Edge case: Half-lives differ materially (GHRP-6 ~0.5 hr vs TB-500 ~2 hr). TB-500 reaches steady state faster; GHRP-6 is easier to dial in if tolerability is uncertain.
Default choice: GHRP-6. Wider use case, and broader goal coverage. Reach for TB-500 only if your priority sits squarely in the goals it owns above.
This verdict is generated from each compound's schema (goals, legal status, evidence outcomes, dosing route). It updates automatically as our compound data evolves; the deeper read sits on each individual compound page.
Common questions
What is the difference between GHRP-6 and TB-500?
GHRP-6 and TB-500 differ in category (peptide vs peptide), mechanism, and typical dosing.

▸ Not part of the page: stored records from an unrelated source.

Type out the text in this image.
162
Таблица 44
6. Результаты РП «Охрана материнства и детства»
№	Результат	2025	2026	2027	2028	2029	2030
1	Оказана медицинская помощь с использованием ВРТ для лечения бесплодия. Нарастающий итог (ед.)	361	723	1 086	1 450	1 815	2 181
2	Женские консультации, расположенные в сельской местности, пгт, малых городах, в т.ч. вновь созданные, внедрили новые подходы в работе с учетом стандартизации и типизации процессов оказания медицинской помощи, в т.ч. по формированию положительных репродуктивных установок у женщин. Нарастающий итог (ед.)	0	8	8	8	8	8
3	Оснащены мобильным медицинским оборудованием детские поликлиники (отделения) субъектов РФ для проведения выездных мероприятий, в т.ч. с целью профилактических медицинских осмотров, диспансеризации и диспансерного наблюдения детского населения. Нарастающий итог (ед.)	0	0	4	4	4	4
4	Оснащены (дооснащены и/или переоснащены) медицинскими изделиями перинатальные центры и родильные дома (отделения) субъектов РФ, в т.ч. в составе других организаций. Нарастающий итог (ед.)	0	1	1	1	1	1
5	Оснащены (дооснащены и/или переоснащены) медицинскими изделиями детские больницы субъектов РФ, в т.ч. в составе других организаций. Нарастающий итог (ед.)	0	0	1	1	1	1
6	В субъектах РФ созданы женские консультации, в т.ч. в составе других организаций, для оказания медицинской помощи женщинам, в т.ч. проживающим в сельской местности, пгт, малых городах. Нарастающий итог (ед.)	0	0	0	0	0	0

See the side-by-side table for full details.
Which has a longer half-life, GHRP-6 or TB-500?
GHRP-6 half-life is 0.5 hours; TB-500 half-life is 2 hours.
Can you stack GHRP-6 with TB-500?
Stack compatibility depends on mechanism overlap, legal status, and individual response. Check each compound page for specific interactions and contraindications before combining.